# Jette vom Wildhaus, 10 Months (stack)



## cassadee7 (Nov 26, 2009)

Here's Saber, stacked, today at 10 months old. Not my best stacks ever, but hopefully good enough for a critique! She weighs about 58 pounds.




























Moving:




























face:









Thanks for looking!


----------



## MaggieRoseLee (Aug 17, 2001)

Well, she's not sable... 

BUT BEAUTIFUL anyways


----------



## Rei (Oct 10, 2008)

Woah! Look at those long legs! Everything a girl wants, right? 

Overall not the best age to be critiquing at, but I love her coat and her head! Feminine without being weak. :wub:


----------



## Debbieg (Jun 7, 2009)

She is a beautiful teenager!


----------



## Holmeshx2 (Apr 25, 2010)

heck I give you credit just for the stack I can't stack Jinx to save my life.. a few natural ones but never a camera around. I can't believe how great she looks and those long legs  think we can forgive that shes not sable lol.


----------



## dazedtrucker (May 2, 2011)

I love dogs that look like this...lanky teenager, and darn good lookin'!


----------



## lhczth (Apr 5, 2000)

Nice dark female that is very stretched. Flat withers, slight roach over the loin, good placement of a short croup. Sufficient angulation front and rear. You can see the results of her angulation in the moving photos. She has nice amount of leg under her, but her hocks are quite long and I would like stronger feet. Good head and ears.


----------



## Castlemaid (Jun 29, 2006)

Lisa, when you comment that a dog is stretched, is that a comment on how they are stacked, or is that a comment on their conformation (long back?)


----------



## PaddyD (Jul 22, 2010)

Rei said:


> Woah! Look at those long legs! Everything a girl wants, right?
> 
> Overall not the best age to be critiquing at, but I love her coat and her head! Feminine without being weak. :wub:


I agree with the age statement. She has a shallow chest, it should come
down below her elbow to give the rest of her body more depth.
But that's JMHO.
Pretty dog at a lanky age.


----------



## cassadee7 (Nov 26, 2009)

Castlemaid said:


> Lisa, when you comment that a dog is stretched, is that a comment on how they are stacked, or is that a comment on their conformation (long back?)


That is my question, too!

Thank you for the comments and critiques, guys


----------



## lhczth (Apr 5, 2000)

That is a nicer way to say "long in the back" especially in reference to the area from the end of the ribs to the point of the hip.


----------



## MicheleMarie (Mar 29, 2011)

i love the lean long leg look  my dog is 9 months and is built just like that...i am secretely hoping he stays that way lol


----------



## Castlemaid (Jun 29, 2006)

lhczth said:


> That is a nicer way to say "long in the back" especially in reference to the area from the end of the ribs to the point of the hip.

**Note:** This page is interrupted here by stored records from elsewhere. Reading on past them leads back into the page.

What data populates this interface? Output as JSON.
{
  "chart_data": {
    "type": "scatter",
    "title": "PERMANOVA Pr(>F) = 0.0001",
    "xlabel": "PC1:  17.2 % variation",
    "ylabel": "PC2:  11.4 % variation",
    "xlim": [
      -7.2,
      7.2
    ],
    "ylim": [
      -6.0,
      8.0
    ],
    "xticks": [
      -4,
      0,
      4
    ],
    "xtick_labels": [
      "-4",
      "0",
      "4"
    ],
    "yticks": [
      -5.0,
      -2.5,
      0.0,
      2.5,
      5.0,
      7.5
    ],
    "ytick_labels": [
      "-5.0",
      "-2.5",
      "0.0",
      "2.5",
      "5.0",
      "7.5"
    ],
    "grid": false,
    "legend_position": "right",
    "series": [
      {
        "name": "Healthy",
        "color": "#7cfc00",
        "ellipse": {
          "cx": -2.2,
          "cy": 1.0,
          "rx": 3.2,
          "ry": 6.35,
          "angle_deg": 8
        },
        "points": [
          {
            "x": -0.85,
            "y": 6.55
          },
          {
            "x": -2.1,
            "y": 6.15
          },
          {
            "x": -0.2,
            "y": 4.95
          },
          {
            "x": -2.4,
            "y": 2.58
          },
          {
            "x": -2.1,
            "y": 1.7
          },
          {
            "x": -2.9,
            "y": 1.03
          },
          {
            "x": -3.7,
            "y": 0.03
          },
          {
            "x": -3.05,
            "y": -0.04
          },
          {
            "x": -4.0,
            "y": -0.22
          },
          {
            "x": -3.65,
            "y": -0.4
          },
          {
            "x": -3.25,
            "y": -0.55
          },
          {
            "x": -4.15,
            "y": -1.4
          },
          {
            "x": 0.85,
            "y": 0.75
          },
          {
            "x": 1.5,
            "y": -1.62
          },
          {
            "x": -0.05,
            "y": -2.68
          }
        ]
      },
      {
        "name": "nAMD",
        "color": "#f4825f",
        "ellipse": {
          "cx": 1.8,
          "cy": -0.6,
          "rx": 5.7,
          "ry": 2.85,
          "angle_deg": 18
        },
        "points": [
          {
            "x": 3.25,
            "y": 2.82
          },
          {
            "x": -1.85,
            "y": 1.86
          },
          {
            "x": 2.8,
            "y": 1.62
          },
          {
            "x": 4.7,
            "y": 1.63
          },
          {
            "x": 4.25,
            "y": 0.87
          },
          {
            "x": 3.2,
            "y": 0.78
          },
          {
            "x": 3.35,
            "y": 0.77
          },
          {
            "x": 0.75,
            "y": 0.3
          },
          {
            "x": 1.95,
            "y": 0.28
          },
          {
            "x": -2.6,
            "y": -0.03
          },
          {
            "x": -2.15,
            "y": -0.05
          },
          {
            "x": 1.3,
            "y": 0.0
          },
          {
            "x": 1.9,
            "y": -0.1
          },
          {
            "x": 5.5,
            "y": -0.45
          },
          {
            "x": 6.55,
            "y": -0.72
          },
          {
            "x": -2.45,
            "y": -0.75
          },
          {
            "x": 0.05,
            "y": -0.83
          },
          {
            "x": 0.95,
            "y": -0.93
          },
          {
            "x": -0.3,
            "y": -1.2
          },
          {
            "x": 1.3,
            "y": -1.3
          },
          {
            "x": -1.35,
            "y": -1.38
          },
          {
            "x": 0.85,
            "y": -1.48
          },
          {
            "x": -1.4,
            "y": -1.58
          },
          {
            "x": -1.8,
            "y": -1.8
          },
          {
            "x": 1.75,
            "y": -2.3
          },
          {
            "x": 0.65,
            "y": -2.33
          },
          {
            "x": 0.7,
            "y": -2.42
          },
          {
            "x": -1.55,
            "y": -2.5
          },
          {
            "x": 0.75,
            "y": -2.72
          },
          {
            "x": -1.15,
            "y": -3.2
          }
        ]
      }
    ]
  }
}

Thanks! I always thought you were commenting on the stack, but then Saber didn't have a stretched stack in the pics. Really learning a lot all the time from reading your critiques - I still have to develop an eye for much of what more experienced people see.


----------



## cassadee7 (Nov 26, 2009)

I wonder if she is done growing? Probably height wise, but do you guys think she will fill out and put on some more weight over the next year or two?


----------



## lhczth (Apr 5, 2000)

She may get a hair taller and yes she will fill out more until she is around 2-2.5 years.


----------



## cassadee7 (Nov 26, 2009)

It's funny, I love reading the critiques even though she is young. When she was younger often her critiques mentioned her HUGE ears, and I was thinking, "what? Her ears aren't big!" and now I look back at her pics back then and go, "whoa, her ears were that big?" LOL

She really is lean and tall though!


----------



## Ramage (Oct 10, 2009)

In my experience, they start to fill out quite a bit between 12-24 months. My own girls were smaller - 60 lbs to 65 lbs around a year of age and then hit 75-80 lbs as 2 year olds. They do a LOT of growing up until 2 years of age. Maybe not in height, though 

She is a lovely girl.


----------



## aubie (Dec 22, 2008)

Anna's chest didn't drop until she was over 15 months, and she finally stopped filling out around two-2.5. 

I love Saber's coloring!!


----------



## VonKromeHaus (Jun 17, 2009)

There's my favorite bitch!!! I love Saber! We should get together and you should let me get some pics of her!!!


----------